Over the summer, I had a job at a summer camp. At first, I felt like I didn't belong (read: My First Job: My Experience) but then I made a great friend at some point during the second or third week (who I'm legitimately still friends with). The job was pretty bearable and she made it fun. We spent days laughing over the cringey things campers did, and nights seeing PG-13 movies. Y'know, to get our maturity back after hanging out with five-year-olds for weeks. But I didn't realize at the time how lucky I was. I got 45 hours a week earning minimum wage ($10 at the time), so about $450 per week. After a few weeks, it built up and I had a large sum in my bank account. I also watered plants for people and fed their cats, babysat, the usual. It was overwhelming, but that paycheck made it all worth it. I started to realize that money is earned, not granted. But it was a good job. So I took it, and I enjoyed it. We even went on field trips every week! I didn't realize how good that job was.
Then summer came to a dismal close. Swimming started a few days after camp ended. Then it was three hours a day, every day until school started, when it was back to the grind.

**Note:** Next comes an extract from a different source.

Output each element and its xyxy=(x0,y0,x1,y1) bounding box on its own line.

Fast forward to the end of swim season. I aimlessly spent my days after school scrolling through Tumblr. I had no way to get around. Most people would use that extra time after school to go to friends' houses. But I had no license and no car. But in two months I'd have one of those things: a license. But still no car, unless... I got one. At first my parents promised they'd chip in a few thousand and insurance. All I'd have to pay for was $5k and gas/maintenance. So I got a job at a local bakery. My parents backpedaled into me paying for the whole car myself. I agreed under the impression that I'd be proud of it once I got it, and I'd be able to go places.

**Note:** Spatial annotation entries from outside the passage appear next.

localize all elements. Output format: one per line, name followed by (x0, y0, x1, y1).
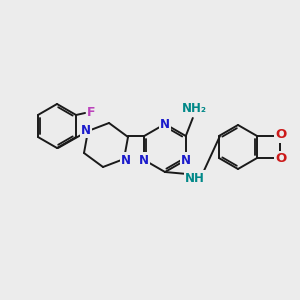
Text: N: N (121, 154, 131, 166)
Text: O: O (275, 128, 287, 142)
Text: O: O (275, 152, 287, 166)
Text: F: F (87, 106, 95, 118)
Text: NH: NH (185, 172, 205, 184)
Text: N: N (181, 154, 191, 166)
Text: N: N (139, 154, 149, 166)
Text: N: N (81, 124, 91, 136)
Text: NH₂: NH₂ (182, 103, 207, 116)
Text: N: N (160, 118, 170, 130)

Now I work 15-20 hours a week on top of a 35 hour honors-level school schedule with six majors and all morning classes. Then add homework, SAT prep, and occasional things that might come up (doctor's appointments, chorus concerts, babysitting). Wait, where'd my friends go?
- Your parents expect you to pay for more stuff, on your minimum wage, $100/week paycheck, as you try to have a social life and go to the movies sometimes and save up for a car.

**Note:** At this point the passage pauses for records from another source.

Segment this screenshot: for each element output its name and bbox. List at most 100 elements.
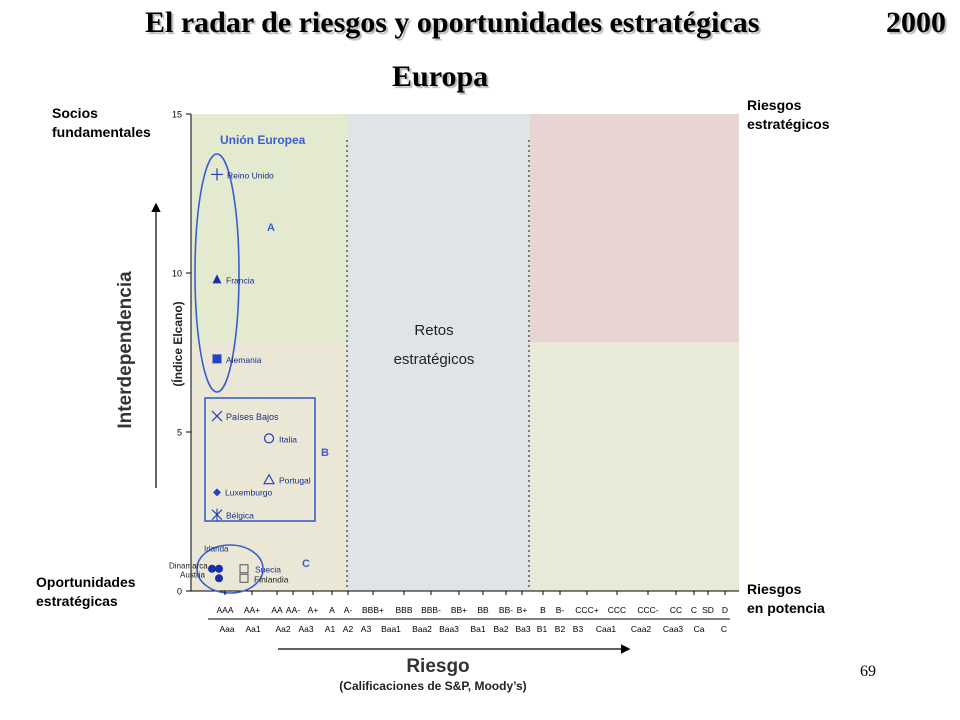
region-middle [347,114,530,591]
point-francia [212,274,222,284]
x-category-sp: AAA [216,605,233,615]
corner-bottom-left-line2: estratégicas [36,593,118,609]
point-label-paises-bajos: Países Bajos [226,412,279,422]
x-category-moodys: B2 [555,624,566,634]
x-category-moodys: A1 [325,624,336,634]
x-category-moodys: Caa1 [596,624,617,634]
x-category-moodys: B3 [573,624,584,634]
label-group-b: B [321,447,329,459]
x-category-sp: D [722,605,728,615]
corner-bottom-right-line2: en potencia [747,600,825,616]
point-reino-unido [211,168,223,181]
x-axis-subtitle: (Calificaciones de S&P, Moody’s) [339,679,526,693]
x-category-sp: BBB+ [362,605,384,615]
x-category-sp: A- [344,605,353,615]
point-label-francia: Francia [226,275,255,285]
x-category-moodys: Ba2 [493,624,508,634]
page-number: 69 [860,663,876,680]
region-title: Europa [392,60,489,93]
x-categories-sp: AAA AA+ AA AA- A+ A A- BBB+ BBB BBB- BB+ BB BB- B+ B B-… [216,591,728,615]
x-category-sp: AA [271,605,283,615]
x-category-sp: BB+ [451,605,467,615]
point-dinamarca [208,564,216,573]
label-group-a: A [267,222,275,234]
point-label-finlandia: Finlandia [254,574,289,584]
x-category-moodys: Ba3 [515,624,530,634]
x-category-sp: CC [670,605,682,615]
y-tick-label: 0 [177,587,182,597]
x-category-sp: CCC+ [575,605,598,615]
corner-top-right-line1: Riesgos [747,97,802,113]
y-axis-title: Interdependencia [115,271,136,429]
x-category-moodys: Baa3 [439,624,459,634]
data-points: Reino Unido Francia Alemania Países Bajos It… [169,168,311,584]
point-suecia [239,564,249,574]
x-category-moodys: Baa2 [412,624,432,634]
y-axis-subtitle: (Índice Elcano) [170,301,185,386]
point-belgica [211,508,223,521]
corner-top-left-line1: Socios [52,105,98,121]
y-tick-label: 10 [172,269,182,279]
point-label-portugal: Portugal [279,476,311,486]
point-label-irlanda: Irlanda [204,545,229,554]
x-category-sp: AA- [286,605,300,615]
x-category-sp: A [329,605,335,615]
x-category-moodys: Caa2 [631,624,652,634]
corner-bottom-right-line1: Riesgos [747,581,802,597]
region-top-left [191,114,347,342]
x-category-moodys: Baa1 [381,624,401,634]
x-category-moodys: Caa3 [663,624,684,634]
corner-bottom-right: Riesgos en potencia [747,580,825,618]
x-category-moodys: Ca [694,624,705,634]
x-category-sp: C [691,605,697,615]
point-finlandia [239,573,249,583]
corner-top-right-line2: estratégicos [747,116,830,132]
region-bottom-right [530,342,739,591]
x-category-sp: BB- [499,605,513,615]
x-axis-title: Riesgo [406,656,469,677]
x-category-moodys: C [721,624,727,634]
label-union-europea: Unión Europea [220,133,306,147]
point-irlanda [215,564,223,573]
page-title: El radar de riesgos y oportunidades estr… [145,6,760,39]
x-category-sp: A+ [308,605,319,615]
point-luxemburgo [213,488,221,497]
point-austria [215,574,223,583]
point-label-alemania: Alemania [226,355,262,365]
x-category-moodys: Aa1 [245,624,260,634]
label-group-c: C [302,558,310,570]
x-category-moodys: B1 [537,624,548,634]
point-label-austria: Austria [180,570,205,579]
x-category-moodys: Ba1 [470,624,485,634]
label-retos-1: Retos [414,322,453,339]
corner-bottom-left-line1: Oportunidades [36,574,136,590]
group-c-outline [196,544,264,594]
corner-bottom-left: Oportunidades estratégicas [36,573,136,611]
label-retos-2: estratégicos [394,351,475,368]
x-category-moodys: Aa2 [275,624,290,634]
corner-top-left: Socios fundamentales [52,104,151,142]
x-category-moodys: A3 [361,624,372,634]
region-top-right [530,114,739,342]
x-category-sp: B [540,605,546,615]
x-category-sp: AA+ [244,605,260,615]
x-category-sp: BBB- [421,605,441,615]
y-tick-label: 15 [172,110,182,120]
corner-top-right: Riesgos estratégicos [747,96,829,134]
x-category-moodys: Aa3 [298,624,313,634]
region-bottom-left [191,342,347,591]
year-label: 2000 [886,6,946,39]
x-category-sp: B- [556,605,565,615]
y-ticks: 0 5 10 15 [172,110,191,597]
x-category-sp: SD [702,605,714,615]
group-a-outline [194,153,240,393]
x-category-sp: BBB [395,605,412,615]
point-label-luxemburgo: Luxemburgo [225,487,273,497]
point-label-suecia: Suecia [255,565,281,575]
group-b-outline [204,397,316,522]
x-category-moodys: A2 [343,624,354,634]
point-label-reino-unido: Reino Unido [227,170,274,180]
point-label-belgica: Bélgica [226,511,254,521]
point-paises-bajos [211,410,223,422]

- Then they get mad at you for "working too much" and "not putting enough effort in to school work." You can only have it one way!
- It's so little income, saving up takes forever.
- Bosses are always mean to high schoolers. Some deserve it, but I'd like to think I don't deserve being yelled at for Kelly not replenishing the napkin dispensers like you asked her to. Or having a single fingerprint on the glass door. Oh no! Someone touched the glass door since I last cleaned it?!
- Then the same boss tries to talk to you about her personal life. I'm sorry, but after being yelled at for Jenny's mistake, I'm not too interested in hearing about how Jeff cheated on you with Sally back in the day. I know you peaked in high school. I don't want to hear about it.
- When customers spill their drinks and then ask you for a new one. On the house. As if I had that kind of authority. After cleaning up your sticky, 90% cream "coffee."
- When your coworkers suck or are in college. College kids can be chill, we just don't have anything in common.
- Your manager actually expects you to care. Yesterday I saw someone mixing the tea so it would be evenly dispersed when the customer drank it. Maybe I'm just jaded, but the customers can stir their goddamn tea themselves.
- When people talk quietly or have a thick accent and then get mad when you ask them to repeat themselves. I'm sorry I'm not fluent in mouse.
- The fear of your manager not liking you. If she doesn't like you, your work life will be even more hellish than it already is.
- The dreaded to-do list. This isn't my house. I don't care. This list doesn't make me want to do any of these things.
- Earning stuff on your own and watching your friends get handed everything. I'm working my ass off to save up for a car, and watching my friends get them for free is inexplicably infuriating. As if they did anything to deserve it more than me.
- When you do have free time, it's at weird hours and either everyone is asleep or you don't have that car yet and have no transportation. After a 50-55 hour week and many 13 hour days, I just want to go to my friend's house at 10 at night and watch a fucking movie. But I can't.
- Leaving the house at dawn and not coming back until way after dark. Many days I leave the house at 6:40am and don't come back until 7:30pm. And yet I only come home with fifty bucks. Sure, it's not nothing but for all that. You have to wonder if it's worth it.
- You could be babysitting and making double what you make at work. It's just that you have nobody to babysit. I wish I could make $15/hour like the good old days and people ask me why I don't anymore. Well... For my resumé, for college apps, for the experience, for the reliability... Shit I don't know.
Right. And now that I work at the bakery, goodbye wonderful summer job.